Profiles


Capturing Humanity: Crombie McNeill’s Portraits of the Homeless  

July 19, 2023

By Brienne Walsh

When Canadian photographer Crombie McNeill first started his career in photojournalism in the early 1960s, a peer suggested that he visit the Union Mission and take some portraits of the homeless people there in order to build his portfolio. Based in Ottawa, Canada, for the entirety of his career, McNeill entered the Union Mission skeptical that anyone would allow him to take their photograph.  

Like so many other people, McNeill had a certain perception of homeless people that was informed by the narrative that they were dangerous and unstable. What he encountered was so much different. “I went into the Union Mission with great trepidation, but the people welcomed me, and offered me coffee,” he said. “Here I was, with all of these prejudices, and what I found was a group of warm, generous and kind people.” 

© Crombie McNeill

Throughout his more than six-decade career, McNeill has returned frequently to the subject of unhoused people. During that time, he says, he has met a broad spectrum of personalities, each of which belongs to a unique human being. There is Tommy, for example, who panhandles on the street with his dog, Jones, despite having a collection of valuable Mickey Mouse watches that could easily be sold for thousands of dollars. There is David, a recovering alcoholic who lost his wife and son in a drunk driving accident and spends his time counseling individuals struggling with addictions. There is Pepper, a young woman who left her family in Toronto, and has dreams of becoming a writer one day. And there is Bill, a proud man and a former member of the Canadian Coast Guard who always is quick to tell a joke and buy his companion a beer. 

McNeill never asks his subjects to pose or do anything that would make them uncomfortable. Instead, he photographs them quickly, using available light and a long lens with an analog body that allows for a close crop of his subject’s face. He never photographs people in compromising positions, or who are obviously unable to give their consent. “I try to eliminate the sundry details that don’t capture their personalities,” he says. Instead, he wants to capture the unique spark of each person’s essence. “The texture of skin and a person’s eyes tell so much of a person’s story,” he notes.  

© Crombie McNeill

Most of McNeill’s photographs are taken on Ilford HP5, a high-speed black and white film that allows McNeill to capture the fine details in his subjects’ faces. For example, the fine lines etched in David’s face from a lifetime of smiling, and the salt and pepper shades of Tommy’s hair. Over the many years that he has worked with the unhoused, McNeill has heard many stories, none of them exactly the same.
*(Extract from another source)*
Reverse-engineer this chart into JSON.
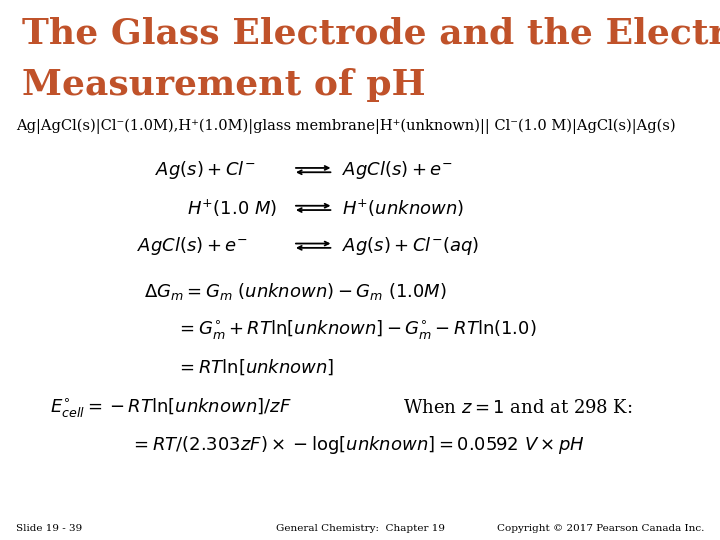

As a photographer, he’s less interested in proposing a solution to the housing problem in Canada – the estimated number of homeless people in Canada is anywhere between 150,000 and 300,000 people, and has been steadily rising over the last decade – than he is to transfer some of the empathy he feels for his subjects through his imagery. “At the very least, we should look at them as fellow human beings,” he says. 

One immediate way to help, he notes, is to donate to caregiving agencies such as the Salvation Army, which could always use more resources. For this reason, McNeill hopes to publish his portraits of unhoused people in a book, which he hopes would be distributed to local government agencies as well as individual collectors, all with the goal of raising money for food, shelter and treatment programs. Currently, McNeill is trying to raise the $15,000 necessary for a publisher to agree to print the book. Anything beyond that would be donated back to people trying to house, feed and clothe people in need. If you would like to contribute, you can contact McNeill directly (crombiemcneill.photo@sympatico.ca).

[Read: Documentary Portraits of Humans at 100]

When McNeill considers homelessness around the world, he becomes overwhelmed. “It is just such a vast problem,” he says. For this reason, he has chosen to photograph only the population near his home. Over the last six decades, he notes, the demographics of the unhoused people in Ottawa has changed dramatically, shifting from a majority male population to one that now includes many women and children. “I am so honored that over my life, these people have trusted me to photograph them,” he says. “I hope my photography transmits how honored I feel, and how resilient these people are who are living on the streets.”